Tra le ombre della guerra lo spirito umano cerca la luce della fratellanza. La psicoanalista junghiana Maria Luisa Spinoglio ci fa riflettere sulla guerra con le parole della poesia “Uomo del mio tempo”, di Salvatore Quasimodo (1901 –1968), scritta nel 1946 al termine della Seconda Guerra Mondiale.
di Maria Luisa Spinoglio
Salvatore Quasimodo ci ricorda nella poesia di oggi che da sempre nella natura dell’uomo c’è posto per l’aggressività e la guerra. Cambiano solo le armi e ora l’intelligenza umana ha rubato alla natura il segreto più potente per la distruzione: l’energia dell’atomo e di questo abbiamo molta paura…

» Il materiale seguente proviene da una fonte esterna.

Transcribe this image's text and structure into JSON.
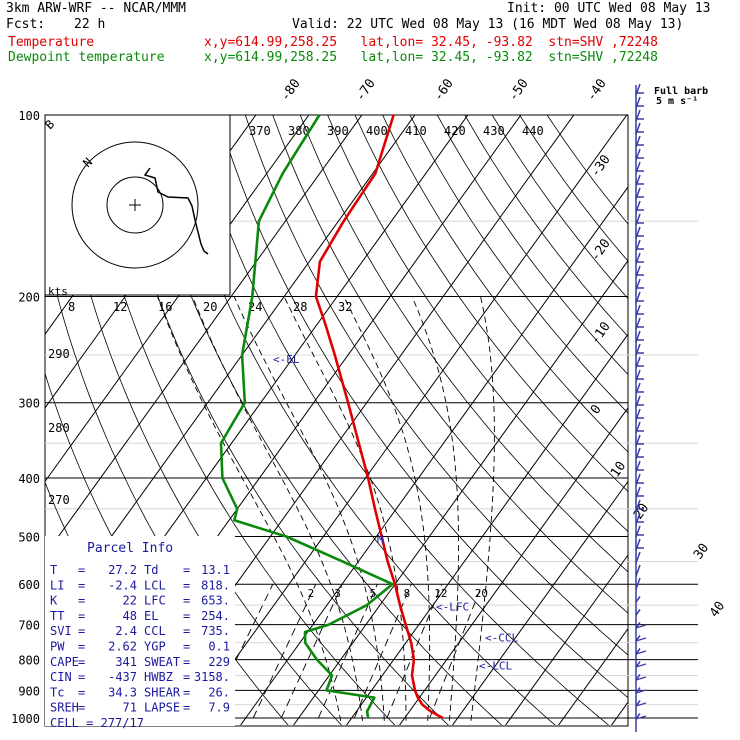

Ma più che la paura dovremmo finalmente avviare quel processo di trasformazione che porta dal fratricidio di Caino a una vera fratellanza. È sicuramente ancora un’utopia, ma solo dalle utopie nascono quelle frecce che innalzano lo spirito umano verso la sua vera meta, la meta della pace e della fratellanza…
Uomo del mio tempo
Sei ancora quello della pietra e della fionda,
uomo del mio tempo. Eri nella carlinga,
con le ali maligne, le meridiane di morte,
t’ho visto – dentro il carro di fuoco, alle forche,
alle ruote di tortura. T’ho visto: eri tu,
con la tua scienza esatta persuasa allo sterminio,
senza amore, senza Cristo. Hai ucciso ancora,
come sempre, come uccisero i padri, come uccisero
gli animali che ti videro per la prima volta.
E questo sangue odora come nel giorno
quando il fratello disse all’altro fratello:
«Andiamo ai campi». E quell’eco fredda, tenace,
è giunta fino a te, dentro la tua giornata.
Dimenticate, o figli, le nuvole di sangue
Salite dalla terra, dimenticate i padri:
le loro tombe affondano nella cenere,
gli uccelli neri, il vento, coprono il loro cuore.